Kontinuous Kontext: Continuous Strength Control for Instruction-based Image Editing
Rishubh Parihar, Or Patashnik, Daniil Ostashev, R. Venkatesh Babu, Daniel Cohen-Or, Kuan-Chieh Wang
TL;DR
Kontinuous Kontext tackles the lack of fine-grained control in instruction-driven image editing by introducing a scalar strength input $s \in [0,1]$ and a lightweight Strength Projector that maps $s$ and the edit instruction into modulation-space offsets within Flux Kontext. A synthetic data pipeline samples $(x,e,s,y_s)$ using LVLM-generated instructions, full-strength Flux Kontext edits, and diffusion-based intermediate morphs, followed by a rigorous filtering process to ensure smooth edit trajectories. Empirical results show the method yields smooth, diverse, and faithful edits across global, local, and geometric changes, and it generalizes to unseen attributes better than interpolation-based or attribute-specific baselines, while maintaining identity at low strengths. The approach offers a unified, attribute-agnostic framework for interactive, continuous image editing with broad practical implications for design, accessibility, and education, and opens avenues for extending continuous control to other editing modalities.
Abstract
Instruction-based image editing offers a powerful and intuitive way to manipulate images through natural language. Yet, relying solely on text instructions limits fine-grained control over the extent of edits.
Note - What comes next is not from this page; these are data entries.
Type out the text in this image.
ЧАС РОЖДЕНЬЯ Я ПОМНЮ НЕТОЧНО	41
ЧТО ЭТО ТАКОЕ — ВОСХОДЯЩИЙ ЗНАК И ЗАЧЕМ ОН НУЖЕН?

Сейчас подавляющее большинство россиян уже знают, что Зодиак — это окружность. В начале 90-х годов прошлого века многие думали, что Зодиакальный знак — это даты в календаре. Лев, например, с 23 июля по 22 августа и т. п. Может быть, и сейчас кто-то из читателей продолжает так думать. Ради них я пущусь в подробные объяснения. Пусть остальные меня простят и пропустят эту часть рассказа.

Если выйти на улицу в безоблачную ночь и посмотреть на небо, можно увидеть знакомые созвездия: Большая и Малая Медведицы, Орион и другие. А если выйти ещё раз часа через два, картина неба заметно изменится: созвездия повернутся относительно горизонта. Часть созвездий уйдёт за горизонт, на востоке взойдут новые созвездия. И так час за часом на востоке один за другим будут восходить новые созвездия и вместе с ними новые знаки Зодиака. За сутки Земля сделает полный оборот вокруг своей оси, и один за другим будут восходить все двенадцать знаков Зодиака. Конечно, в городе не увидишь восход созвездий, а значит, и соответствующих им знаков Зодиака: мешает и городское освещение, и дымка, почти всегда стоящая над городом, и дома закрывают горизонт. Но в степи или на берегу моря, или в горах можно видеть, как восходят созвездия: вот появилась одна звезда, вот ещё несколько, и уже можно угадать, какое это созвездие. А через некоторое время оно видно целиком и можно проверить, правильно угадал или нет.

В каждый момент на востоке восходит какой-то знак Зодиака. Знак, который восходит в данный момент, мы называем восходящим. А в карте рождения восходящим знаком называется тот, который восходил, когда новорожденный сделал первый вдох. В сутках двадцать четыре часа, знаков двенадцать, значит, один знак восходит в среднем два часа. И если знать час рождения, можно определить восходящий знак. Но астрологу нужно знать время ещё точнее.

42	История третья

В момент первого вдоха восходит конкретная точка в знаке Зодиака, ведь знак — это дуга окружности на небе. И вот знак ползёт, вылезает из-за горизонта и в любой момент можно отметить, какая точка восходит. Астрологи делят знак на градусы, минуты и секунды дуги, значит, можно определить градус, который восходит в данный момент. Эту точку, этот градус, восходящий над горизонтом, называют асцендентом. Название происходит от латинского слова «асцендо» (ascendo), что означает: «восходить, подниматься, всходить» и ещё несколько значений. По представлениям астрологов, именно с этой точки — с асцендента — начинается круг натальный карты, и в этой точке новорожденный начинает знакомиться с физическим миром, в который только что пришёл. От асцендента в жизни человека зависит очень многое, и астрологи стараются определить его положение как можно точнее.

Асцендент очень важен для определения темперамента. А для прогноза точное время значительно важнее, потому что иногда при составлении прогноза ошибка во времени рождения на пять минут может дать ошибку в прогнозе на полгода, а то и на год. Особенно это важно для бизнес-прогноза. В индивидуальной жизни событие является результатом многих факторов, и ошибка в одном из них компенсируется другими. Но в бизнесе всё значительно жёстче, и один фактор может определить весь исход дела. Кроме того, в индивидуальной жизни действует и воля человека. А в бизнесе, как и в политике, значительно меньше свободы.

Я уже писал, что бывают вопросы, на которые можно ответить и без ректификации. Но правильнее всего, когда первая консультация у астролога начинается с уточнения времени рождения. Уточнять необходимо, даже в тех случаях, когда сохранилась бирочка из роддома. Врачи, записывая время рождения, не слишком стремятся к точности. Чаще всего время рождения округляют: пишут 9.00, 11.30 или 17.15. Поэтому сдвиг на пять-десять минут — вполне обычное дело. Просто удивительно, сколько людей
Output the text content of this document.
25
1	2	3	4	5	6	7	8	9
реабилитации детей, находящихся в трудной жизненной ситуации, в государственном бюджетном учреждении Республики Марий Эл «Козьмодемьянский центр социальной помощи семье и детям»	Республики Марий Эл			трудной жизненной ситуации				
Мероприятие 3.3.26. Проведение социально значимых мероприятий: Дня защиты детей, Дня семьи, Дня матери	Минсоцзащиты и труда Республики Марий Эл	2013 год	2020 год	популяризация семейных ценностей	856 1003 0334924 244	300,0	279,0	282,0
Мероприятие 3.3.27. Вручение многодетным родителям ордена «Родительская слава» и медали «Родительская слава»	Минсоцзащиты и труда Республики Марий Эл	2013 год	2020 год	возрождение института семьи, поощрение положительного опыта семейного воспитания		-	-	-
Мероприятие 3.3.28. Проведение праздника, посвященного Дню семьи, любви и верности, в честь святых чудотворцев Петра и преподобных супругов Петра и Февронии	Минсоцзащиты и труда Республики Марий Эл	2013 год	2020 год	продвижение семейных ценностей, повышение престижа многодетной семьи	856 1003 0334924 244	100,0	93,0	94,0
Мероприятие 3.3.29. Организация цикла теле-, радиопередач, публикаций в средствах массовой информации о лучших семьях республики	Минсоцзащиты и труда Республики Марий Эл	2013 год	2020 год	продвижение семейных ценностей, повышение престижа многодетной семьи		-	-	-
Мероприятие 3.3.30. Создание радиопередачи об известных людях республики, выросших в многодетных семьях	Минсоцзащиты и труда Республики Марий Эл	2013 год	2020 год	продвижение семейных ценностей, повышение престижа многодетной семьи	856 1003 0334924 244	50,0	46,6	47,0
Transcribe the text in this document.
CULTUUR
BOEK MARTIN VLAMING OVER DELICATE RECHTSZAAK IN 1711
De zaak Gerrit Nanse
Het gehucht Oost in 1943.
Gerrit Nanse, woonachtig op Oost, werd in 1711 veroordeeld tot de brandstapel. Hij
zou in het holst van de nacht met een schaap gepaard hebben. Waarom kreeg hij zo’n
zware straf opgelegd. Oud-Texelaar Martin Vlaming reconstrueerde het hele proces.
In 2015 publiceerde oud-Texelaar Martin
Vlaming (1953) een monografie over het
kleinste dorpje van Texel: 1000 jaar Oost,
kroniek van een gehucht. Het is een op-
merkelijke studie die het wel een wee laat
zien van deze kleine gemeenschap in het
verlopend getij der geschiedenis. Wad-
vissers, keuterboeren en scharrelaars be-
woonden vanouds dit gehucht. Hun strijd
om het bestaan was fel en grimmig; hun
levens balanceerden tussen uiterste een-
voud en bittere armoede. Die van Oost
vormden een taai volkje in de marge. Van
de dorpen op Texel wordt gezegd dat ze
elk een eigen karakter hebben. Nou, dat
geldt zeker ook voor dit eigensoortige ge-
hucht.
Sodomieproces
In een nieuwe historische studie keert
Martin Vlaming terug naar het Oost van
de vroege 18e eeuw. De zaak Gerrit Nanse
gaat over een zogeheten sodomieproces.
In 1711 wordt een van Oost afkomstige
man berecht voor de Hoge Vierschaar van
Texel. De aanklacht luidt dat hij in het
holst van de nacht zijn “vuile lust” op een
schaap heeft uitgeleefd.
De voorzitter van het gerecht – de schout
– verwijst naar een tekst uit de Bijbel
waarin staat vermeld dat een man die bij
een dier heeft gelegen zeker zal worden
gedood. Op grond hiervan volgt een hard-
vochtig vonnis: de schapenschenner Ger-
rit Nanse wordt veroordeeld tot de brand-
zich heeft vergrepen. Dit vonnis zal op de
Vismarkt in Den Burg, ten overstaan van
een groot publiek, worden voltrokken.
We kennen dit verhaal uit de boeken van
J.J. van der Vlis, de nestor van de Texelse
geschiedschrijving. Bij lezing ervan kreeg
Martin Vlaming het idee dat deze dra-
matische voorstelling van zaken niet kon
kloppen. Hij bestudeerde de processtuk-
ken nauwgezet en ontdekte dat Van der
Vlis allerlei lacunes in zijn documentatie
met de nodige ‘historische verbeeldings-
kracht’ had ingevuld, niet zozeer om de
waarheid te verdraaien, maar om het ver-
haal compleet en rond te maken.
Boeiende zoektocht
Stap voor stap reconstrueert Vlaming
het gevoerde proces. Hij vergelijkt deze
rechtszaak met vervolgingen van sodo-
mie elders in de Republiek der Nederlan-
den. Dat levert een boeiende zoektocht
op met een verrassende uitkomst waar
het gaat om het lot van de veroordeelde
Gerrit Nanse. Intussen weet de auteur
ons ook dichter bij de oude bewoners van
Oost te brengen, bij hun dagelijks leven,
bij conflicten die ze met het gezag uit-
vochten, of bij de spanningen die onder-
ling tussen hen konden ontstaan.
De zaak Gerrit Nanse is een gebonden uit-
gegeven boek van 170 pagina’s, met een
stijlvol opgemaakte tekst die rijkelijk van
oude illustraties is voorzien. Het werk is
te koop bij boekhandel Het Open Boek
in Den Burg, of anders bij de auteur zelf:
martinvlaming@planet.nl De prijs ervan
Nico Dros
We introduce Kontinuous Kontext, an instruction-driven editing model that provides a new dimension of control over edit strength, enabling users to adjust edits gradually from no change to a fully realized result in a smooth and continuous manner. Kontinuous Kontext extends a state-of-the-art image editing model to accept an additional input, a scalar edit strength which is then paired with the edit instruction, enabling explicit control over the extent of the edit. To inject this scalar information, we train a lightweight projector network that maps the input scalar and the edit instruction to coefficients in the model's modulation space. For training our model, we synthesize a diverse dataset of image-edit-instruction-strength quadruplets using existing generative models, followed by a filtering stage to ensure quality and consistency. Kontinuous Kontext provides a unified approach for fine-grained control over edit strength for instruction driven editing from subtle to strong across diverse operations such as stylization, attribute, material, background, and shape changes, without requiring attribute-specific training.